These Roasted Summer Vegetables are just that kind of recipe. Roasting allows the flavor to shine through, and the simple seasoning compliments the flavor of the veggies. Plus, this recipe is a snap to make. Just slice, toss, season, and roast!
Roasted Summer Vegetables
- 1 pint grape tomatoes
- 2 lbs . creamer potatoes
- 2 bell peppers (red yellow, or orange)
- 5 small zucchini
- 2 small yellow squash
- 2-3 T . olive oil
- 2 cloves garlic minced
- 1 1/2 T . Salt-free Italian seasoning blend like Mrs. Dash's
- 1/2 tsp . garlic powder not garlic salt
- Salt and pepper I like kosher salt
- 1/4 c . Parmesan cheese grated
Preheat oven to 400 F. Line a half sheet pan (18x13-inches) with parchment paper.

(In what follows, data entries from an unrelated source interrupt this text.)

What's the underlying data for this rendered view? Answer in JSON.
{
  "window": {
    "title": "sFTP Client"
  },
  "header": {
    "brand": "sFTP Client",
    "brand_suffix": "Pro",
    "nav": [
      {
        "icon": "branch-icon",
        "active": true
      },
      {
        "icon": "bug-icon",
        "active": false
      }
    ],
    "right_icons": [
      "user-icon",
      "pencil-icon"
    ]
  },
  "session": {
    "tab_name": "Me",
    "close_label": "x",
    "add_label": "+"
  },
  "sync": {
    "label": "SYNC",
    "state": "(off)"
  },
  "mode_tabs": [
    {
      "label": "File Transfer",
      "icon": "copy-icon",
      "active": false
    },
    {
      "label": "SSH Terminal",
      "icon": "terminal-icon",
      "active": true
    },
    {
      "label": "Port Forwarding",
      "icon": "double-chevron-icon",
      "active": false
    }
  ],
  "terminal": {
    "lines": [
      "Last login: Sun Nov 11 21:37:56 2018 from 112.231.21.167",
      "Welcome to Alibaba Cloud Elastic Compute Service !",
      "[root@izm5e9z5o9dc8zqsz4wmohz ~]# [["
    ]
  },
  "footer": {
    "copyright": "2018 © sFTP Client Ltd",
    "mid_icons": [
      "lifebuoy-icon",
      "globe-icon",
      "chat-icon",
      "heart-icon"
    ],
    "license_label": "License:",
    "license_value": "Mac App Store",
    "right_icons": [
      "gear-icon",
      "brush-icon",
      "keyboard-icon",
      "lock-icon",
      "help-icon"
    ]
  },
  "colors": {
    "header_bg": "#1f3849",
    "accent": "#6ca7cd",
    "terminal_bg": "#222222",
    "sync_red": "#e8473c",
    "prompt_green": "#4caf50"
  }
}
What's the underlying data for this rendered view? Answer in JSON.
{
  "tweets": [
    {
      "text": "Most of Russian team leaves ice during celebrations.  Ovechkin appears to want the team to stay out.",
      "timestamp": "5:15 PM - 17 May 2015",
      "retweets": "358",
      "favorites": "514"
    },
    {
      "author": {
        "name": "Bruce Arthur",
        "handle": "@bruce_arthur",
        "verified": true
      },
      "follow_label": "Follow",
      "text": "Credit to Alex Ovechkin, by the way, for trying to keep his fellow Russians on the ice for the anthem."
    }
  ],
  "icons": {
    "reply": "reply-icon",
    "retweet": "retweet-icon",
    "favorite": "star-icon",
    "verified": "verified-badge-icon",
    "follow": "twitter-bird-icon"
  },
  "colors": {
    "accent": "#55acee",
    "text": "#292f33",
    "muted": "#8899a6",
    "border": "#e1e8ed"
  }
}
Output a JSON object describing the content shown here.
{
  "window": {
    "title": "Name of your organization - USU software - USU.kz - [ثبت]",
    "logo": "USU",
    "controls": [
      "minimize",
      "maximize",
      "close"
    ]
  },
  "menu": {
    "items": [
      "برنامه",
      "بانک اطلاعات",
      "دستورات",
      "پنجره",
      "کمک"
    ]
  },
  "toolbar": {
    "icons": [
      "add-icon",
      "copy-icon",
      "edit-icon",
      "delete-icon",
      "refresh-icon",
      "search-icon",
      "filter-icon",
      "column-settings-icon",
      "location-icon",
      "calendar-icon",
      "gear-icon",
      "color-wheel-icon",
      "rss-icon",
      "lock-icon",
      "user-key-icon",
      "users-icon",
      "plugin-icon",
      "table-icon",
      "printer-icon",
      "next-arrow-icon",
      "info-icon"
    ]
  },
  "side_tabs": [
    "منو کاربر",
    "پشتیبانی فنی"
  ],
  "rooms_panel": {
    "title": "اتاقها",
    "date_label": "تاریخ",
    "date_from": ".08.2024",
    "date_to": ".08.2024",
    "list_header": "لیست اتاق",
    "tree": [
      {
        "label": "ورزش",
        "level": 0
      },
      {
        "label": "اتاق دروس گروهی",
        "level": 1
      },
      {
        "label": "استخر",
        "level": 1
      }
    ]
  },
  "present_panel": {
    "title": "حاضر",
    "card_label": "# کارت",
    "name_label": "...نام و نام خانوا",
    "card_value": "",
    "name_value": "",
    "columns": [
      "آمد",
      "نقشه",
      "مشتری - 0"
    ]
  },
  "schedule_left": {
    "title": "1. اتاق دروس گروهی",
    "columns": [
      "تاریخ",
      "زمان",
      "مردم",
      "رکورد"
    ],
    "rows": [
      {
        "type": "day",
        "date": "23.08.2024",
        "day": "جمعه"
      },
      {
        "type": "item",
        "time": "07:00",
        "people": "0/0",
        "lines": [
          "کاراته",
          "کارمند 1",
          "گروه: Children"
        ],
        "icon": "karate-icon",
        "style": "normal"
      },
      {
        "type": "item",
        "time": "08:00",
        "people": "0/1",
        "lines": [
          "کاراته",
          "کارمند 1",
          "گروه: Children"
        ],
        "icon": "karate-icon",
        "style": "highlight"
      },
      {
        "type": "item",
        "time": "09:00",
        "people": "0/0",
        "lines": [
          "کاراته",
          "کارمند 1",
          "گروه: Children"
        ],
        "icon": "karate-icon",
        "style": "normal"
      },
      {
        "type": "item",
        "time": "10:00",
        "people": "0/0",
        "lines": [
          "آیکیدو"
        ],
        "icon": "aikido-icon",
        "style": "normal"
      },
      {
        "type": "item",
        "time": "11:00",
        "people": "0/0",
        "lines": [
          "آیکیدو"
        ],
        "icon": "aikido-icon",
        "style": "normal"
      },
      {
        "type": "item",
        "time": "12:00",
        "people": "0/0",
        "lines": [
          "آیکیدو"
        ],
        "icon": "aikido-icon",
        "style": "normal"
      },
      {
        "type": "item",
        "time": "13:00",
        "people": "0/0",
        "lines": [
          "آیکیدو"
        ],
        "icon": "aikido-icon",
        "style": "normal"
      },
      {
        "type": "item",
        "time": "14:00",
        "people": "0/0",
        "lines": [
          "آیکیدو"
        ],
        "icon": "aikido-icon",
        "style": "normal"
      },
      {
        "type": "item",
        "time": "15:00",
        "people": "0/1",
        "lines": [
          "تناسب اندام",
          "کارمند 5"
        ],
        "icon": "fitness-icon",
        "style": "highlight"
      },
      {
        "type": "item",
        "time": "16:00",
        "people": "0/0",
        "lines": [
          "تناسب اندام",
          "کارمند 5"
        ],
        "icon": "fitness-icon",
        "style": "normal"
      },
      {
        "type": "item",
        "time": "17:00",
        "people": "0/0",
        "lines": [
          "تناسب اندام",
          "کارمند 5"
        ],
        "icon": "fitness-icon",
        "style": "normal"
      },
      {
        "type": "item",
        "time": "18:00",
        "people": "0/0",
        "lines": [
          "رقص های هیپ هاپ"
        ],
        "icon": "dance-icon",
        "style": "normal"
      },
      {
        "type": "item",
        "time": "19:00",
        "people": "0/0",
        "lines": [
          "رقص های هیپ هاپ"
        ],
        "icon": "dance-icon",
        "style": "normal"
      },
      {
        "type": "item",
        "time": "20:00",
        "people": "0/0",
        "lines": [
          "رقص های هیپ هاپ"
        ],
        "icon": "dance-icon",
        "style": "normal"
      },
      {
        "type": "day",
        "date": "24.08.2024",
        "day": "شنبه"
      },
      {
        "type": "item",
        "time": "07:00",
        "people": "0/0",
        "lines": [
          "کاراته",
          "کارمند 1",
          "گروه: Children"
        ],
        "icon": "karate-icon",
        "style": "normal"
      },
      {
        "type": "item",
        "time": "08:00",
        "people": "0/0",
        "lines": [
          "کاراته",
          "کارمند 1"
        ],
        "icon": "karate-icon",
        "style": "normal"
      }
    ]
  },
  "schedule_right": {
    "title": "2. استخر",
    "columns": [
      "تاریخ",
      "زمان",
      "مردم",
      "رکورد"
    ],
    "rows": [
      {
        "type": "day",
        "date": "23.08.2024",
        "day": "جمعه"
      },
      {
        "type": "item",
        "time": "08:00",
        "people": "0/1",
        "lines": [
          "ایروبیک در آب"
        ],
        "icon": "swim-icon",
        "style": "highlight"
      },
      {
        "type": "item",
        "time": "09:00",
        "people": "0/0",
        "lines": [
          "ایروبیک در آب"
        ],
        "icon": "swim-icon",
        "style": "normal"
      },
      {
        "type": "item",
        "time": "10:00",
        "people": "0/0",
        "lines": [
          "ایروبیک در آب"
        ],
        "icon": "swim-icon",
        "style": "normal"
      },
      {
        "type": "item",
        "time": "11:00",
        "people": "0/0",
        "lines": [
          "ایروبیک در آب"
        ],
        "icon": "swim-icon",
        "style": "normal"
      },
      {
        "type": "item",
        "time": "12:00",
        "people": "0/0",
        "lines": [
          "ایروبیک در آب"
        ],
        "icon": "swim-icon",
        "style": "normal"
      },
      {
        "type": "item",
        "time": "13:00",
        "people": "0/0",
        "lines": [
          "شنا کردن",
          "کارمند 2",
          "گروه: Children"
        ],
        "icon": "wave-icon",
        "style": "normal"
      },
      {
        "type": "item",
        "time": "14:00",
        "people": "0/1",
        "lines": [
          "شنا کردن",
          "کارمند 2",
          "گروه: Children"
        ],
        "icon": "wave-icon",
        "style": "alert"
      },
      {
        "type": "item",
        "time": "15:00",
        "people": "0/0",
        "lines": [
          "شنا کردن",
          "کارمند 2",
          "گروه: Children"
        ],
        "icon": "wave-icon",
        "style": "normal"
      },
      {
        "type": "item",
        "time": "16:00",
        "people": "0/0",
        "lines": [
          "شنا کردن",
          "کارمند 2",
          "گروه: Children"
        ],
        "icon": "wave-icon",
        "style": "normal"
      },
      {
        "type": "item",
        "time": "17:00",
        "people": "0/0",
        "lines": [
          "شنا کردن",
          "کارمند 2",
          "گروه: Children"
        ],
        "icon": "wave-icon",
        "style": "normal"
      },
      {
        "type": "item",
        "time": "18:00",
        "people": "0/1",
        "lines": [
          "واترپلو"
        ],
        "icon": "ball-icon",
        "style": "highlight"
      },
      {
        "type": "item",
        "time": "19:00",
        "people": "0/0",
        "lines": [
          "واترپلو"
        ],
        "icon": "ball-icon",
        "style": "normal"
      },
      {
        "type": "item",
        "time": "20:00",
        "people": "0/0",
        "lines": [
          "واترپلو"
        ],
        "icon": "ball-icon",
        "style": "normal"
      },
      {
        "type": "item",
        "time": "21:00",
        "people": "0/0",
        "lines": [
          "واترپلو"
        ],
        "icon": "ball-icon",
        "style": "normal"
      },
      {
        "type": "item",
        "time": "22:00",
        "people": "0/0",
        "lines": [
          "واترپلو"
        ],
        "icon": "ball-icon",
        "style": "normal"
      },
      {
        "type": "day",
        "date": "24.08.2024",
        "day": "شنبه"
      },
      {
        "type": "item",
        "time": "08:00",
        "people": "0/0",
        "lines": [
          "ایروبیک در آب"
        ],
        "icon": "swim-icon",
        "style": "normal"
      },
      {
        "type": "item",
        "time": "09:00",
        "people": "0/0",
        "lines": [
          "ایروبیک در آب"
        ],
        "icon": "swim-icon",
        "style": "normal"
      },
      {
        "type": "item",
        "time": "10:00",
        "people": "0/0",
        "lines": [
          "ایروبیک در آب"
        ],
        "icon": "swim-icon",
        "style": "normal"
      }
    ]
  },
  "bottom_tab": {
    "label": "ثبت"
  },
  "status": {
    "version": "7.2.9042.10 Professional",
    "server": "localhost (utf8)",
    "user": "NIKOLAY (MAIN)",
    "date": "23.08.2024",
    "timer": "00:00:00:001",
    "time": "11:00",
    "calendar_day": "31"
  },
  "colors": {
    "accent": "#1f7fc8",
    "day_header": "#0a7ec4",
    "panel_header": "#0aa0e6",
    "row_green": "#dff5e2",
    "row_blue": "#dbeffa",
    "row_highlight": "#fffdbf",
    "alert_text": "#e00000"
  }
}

Place grape tomatoes on prepared baking sheet.
Slice potatoes in half, and place on baking sheet.
Seed and cut bell peppers into chunks, and place on baking sheet.
Slice zucchini and yellow squash, and place on baking sheet.
Drizzle olive oil over vegetables, add minced garlic, and toss to coat.
Spread into an even layer.
Sprinkle with Italian seasoning, garlic powder, salt, and pepper.
Bake for 30-35 minutes, or until lightly roasted.
Sprinkle with Parmesan, and return to the oven for 2-3 minutes, or until melted.